The Silk Roads evoke glorious days of past, mirages of exotic locales, and extraordinary tales - a far-cry from the grim reality most of the merchants experienced.
These interconnected series of ancient routes are the veins of the world where peoples, faiths, and countries are intricately blended together. Rulers and explorers, from Genghis Khan to Marco Polo, were captivated by these syntheses. The Silk Roads are also the passageway from East to West, and it is here where both sides of the world dramatically clash to form a truly unique landscape where innovations thrived. It is also here where civilizations and religions have formed, setting the blueprint to our ever so complex modern world. The Silk Roads are not just remote corners of the globe, forgotten and unimportant. Rather, the Silk Roads are perhaps the center of our complex globalization. The landscape of our planet would look vastly different if merchants, nomads, nobles, and explorers did not traverse the thousands of miles for hundreds of years. It's perplexing how such an important part of history can be so often overlooked and minimized.

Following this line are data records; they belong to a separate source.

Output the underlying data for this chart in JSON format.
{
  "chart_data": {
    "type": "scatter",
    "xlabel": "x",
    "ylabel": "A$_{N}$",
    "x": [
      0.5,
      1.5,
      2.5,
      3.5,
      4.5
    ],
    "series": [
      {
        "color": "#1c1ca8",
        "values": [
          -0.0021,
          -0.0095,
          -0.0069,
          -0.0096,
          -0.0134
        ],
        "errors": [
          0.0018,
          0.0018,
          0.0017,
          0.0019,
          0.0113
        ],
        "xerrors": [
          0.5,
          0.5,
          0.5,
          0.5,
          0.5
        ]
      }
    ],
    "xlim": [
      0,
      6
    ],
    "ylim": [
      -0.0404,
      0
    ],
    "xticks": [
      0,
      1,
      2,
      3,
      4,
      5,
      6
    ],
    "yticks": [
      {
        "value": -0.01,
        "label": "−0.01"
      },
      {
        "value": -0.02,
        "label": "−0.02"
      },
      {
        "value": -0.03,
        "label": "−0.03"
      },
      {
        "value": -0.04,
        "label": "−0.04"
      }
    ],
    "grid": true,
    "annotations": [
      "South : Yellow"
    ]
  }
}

Despite our relatively tame approach to revisiting the Silk Road – after all, we are not clambering on camels or walking by foot for thousands of miles – we are still energetically curious to unfolding the secrets surrounding this region, to uncovering the hospitality of its people, and to witnessing the grandeur of the untamed force of nature.

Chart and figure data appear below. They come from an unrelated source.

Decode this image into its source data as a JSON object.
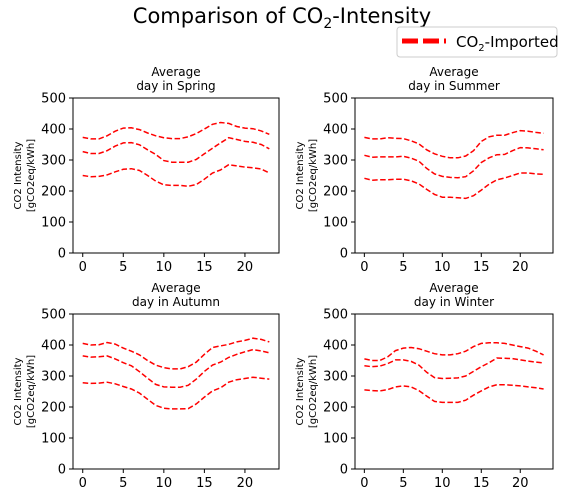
{
  "figure": {
    "title_main": "Comparison of CO",
    "title_sub": "2",
    "title_tail": "-Intensity",
    "legend": {
      "label_main": "CO",
      "label_sub": "2",
      "label_tail": "-Imported",
      "color": "#ff0000",
      "placement": "top-right"
    }
  },
  "chart_data": [
    {
      "type": "line",
      "title": [
        "Average",
        "day in Spring"
      ],
      "ylabel": [
        "CO2 Intensity",
        "[gCO2eq/kWh]"
      ],
      "xlim": [
        -1.2,
        24.2
      ],
      "ylim": [
        0,
        500
      ],
      "xticks": [
        0,
        5,
        10,
        15,
        20
      ],
      "yticks": [
        0,
        100,
        200,
        300,
        400,
        500
      ],
      "line_color": "#ff0000",
      "line_style": "dashed",
      "x": [
        0,
        1,
        2,
        3,
        4,
        5,
        6,
        7,
        8,
        9,
        10,
        11,
        12,
        13,
        14,
        15,
        16,
        17,
        18,
        19,
        20,
        21,
        22,
        23
      ],
      "series": [
        {
          "values": [
            373,
            368,
            368,
            378,
            393,
            403,
            404,
            398,
            387,
            378,
            372,
            369,
            369,
            375,
            385,
            400,
            415,
            421,
            418,
            408,
            403,
            401,
            394,
            383
          ]
        },
        {
          "values": [
            327,
            321,
            321,
            330,
            345,
            355,
            356,
            349,
            333,
            318,
            298,
            293,
            293,
            293,
            302,
            320,
            338,
            355,
            372,
            366,
            360,
            357,
            350,
            336
          ]
        },
        {
          "values": [
            250,
            246,
            247,
            252,
            262,
            270,
            272,
            266,
            250,
            232,
            220,
            218,
            218,
            215,
            221,
            238,
            258,
            268,
            285,
            281,
            277,
            275,
            271,
            258
          ]
        }
      ]
    },
    {
      "type": "line",
      "title": [
        "Average",
        "day in Summer"
      ],
      "ylabel": [
        "CO2 Intensity",
        "[gCO2eq/kWh]"
      ],
      "xlim": [
        -1.2,
        24.2
      ],
      "ylim": [
        0,
        500
      ],
      "xticks": [
        0,
        5,
        10,
        15,
        20
      ],
      "yticks": [
        0,
        100,
        200,
        300,
        400,
        500
      ],
      "line_color": "#ff0000",
      "line_style": "dashed",
      "x": [
        0,
        1,
        2,
        3,
        4,
        5,
        6,
        7,
        8,
        9,
        10,
        11,
        12,
        13,
        14,
        15,
        16,
        17,
        18,
        19,
        20,
        21,
        22,
        23
      ],
      "series": [
        {
          "values": [
            373,
            368,
            368,
            372,
            370,
            369,
            362,
            352,
            333,
            320,
            312,
            307,
            307,
            313,
            330,
            360,
            375,
            380,
            380,
            388,
            395,
            393,
            389,
            386
          ]
        },
        {
          "values": [
            315,
            309,
            310,
            310,
            310,
            312,
            306,
            296,
            273,
            255,
            247,
            244,
            243,
            246,
            265,
            292,
            307,
            317,
            318,
            330,
            340,
            339,
            336,
            333
          ]
        },
        {
          "values": [
            241,
            235,
            236,
            236,
            238,
            238,
            233,
            223,
            205,
            189,
            180,
            180,
            178,
            176,
            185,
            203,
            222,
            236,
            242,
            250,
            258,
            258,
            255,
            254
          ]
        }
      ]
    },
    {
      "type": "line",
      "title": [
        "Average",
        "day in Autumn"
      ],
      "ylabel": [
        "CO2 Intensity",
        "[gCO2eq/kWh]"
      ],
      "xlim": [
        -1.2,
        24.2
      ],
      "ylim": [
        0,
        500
      ],
      "xticks": [
        0,
        5,
        10,
        15,
        20
      ],
      "yticks": [
        0,
        100,
        200,
        300,
        400,
        500
      ],
      "line_color": "#ff0000",
      "line_style": "dashed",
      "x": [
        0,
        1,
        2,
        3,
        4,
        5,
        6,
        7,
        8,
        9,
        10,
        11,
        12,
        13,
        14,
        15,
        16,
        17,
        18,
        19,
        20,
        21,
        22,
        23
      ],
      "series": [
        {
          "values": [
            405,
            400,
            401,
            408,
            403,
            390,
            380,
            368,
            350,
            335,
            327,
            323,
            323,
            330,
            345,
            370,
            392,
            397,
            402,
            410,
            415,
            422,
            418,
            410
          ]
        },
        {
          "values": [
            365,
            361,
            362,
            365,
            355,
            343,
            333,
            314,
            293,
            273,
            265,
            264,
            264,
            270,
            290,
            315,
            335,
            345,
            360,
            370,
            378,
            385,
            381,
            375
          ]
        },
        {
          "values": [
            278,
            276,
            277,
            280,
            275,
            266,
            258,
            245,
            225,
            205,
            196,
            194,
            194,
            195,
            210,
            232,
            252,
            262,
            280,
            288,
            292,
            296,
            293,
            290
          ]
        }
      ]
    },
    {
      "type": "line",
      "title": [
        "Average",
        "day in Winter"
      ],
      "ylabel": [
        "CO2 Intensity",
        "[gCO2eq/kWh]"
      ],
      "xlim": [
        -1.2,
        24.2
      ],
      "ylim": [
        0,
        500
      ],
      "xticks": [
        0,
        5,
        10,
        15,
        20
      ],
      "yticks": [
        0,
        100,
        200,
        300,
        400,
        500
      ],
      "line_color": "#ff0000",
      "line_style": "dashed",
      "x": [
        0,
        1,
        2,
        3,
        4,
        5,
        6,
        7,
        8,
        9,
        10,
        11,
        12,
        13,
        14,
        15,
        16,
        17,
        18,
        19,
        20,
        21,
        22,
        23
      ],
      "series": [
        {
          "values": [
            355,
            350,
            350,
            362,
            382,
            390,
            392,
            388,
            380,
            372,
            368,
            368,
            372,
            380,
            395,
            405,
            407,
            407,
            405,
            400,
            395,
            390,
            380,
            368
          ]
        },
        {
          "values": [
            333,
            330,
            332,
            340,
            352,
            352,
            347,
            335,
            312,
            295,
            292,
            293,
            294,
            300,
            315,
            330,
            343,
            358,
            357,
            356,
            352,
            348,
            345,
            342
          ]
        },
        {
          "values": [
            255,
            253,
            252,
            256,
            265,
            268,
            265,
            253,
            235,
            218,
            215,
            215,
            215,
            222,
            238,
            252,
            265,
            272,
            272,
            270,
            268,
            265,
            262,
            258
          ]
        }
      ]
    }
  ]
}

Sitting on this hours and hours long train, we contemplate what these weeks might have in store for us.
Will we gaze at ancient ruins of days long past, haggle in bazaars that still evoke the days of Silk Road merchants, explore ancient grottoes of Buddhist history, traverse dangerous mountains passes, or cross the Taklamakan Desert - the point of no return? Has modernity caught up to Xinjiang like it has in Eastern China? Or, most tragically, has the culture been stripped of its identity and diluted in the name of Chinese confluence? Sitting in the train, watching the ancient land zoom by, it becomes foggy whether we will have a clear answer to any of these questions. It may be that we find a combination of all these scenarios, or we may find a different situation all together.
Regardless, we hope in that moment, however insignificant our journey may seem to the outside world, to gain a clearer understanding of this misunderstood part of the world.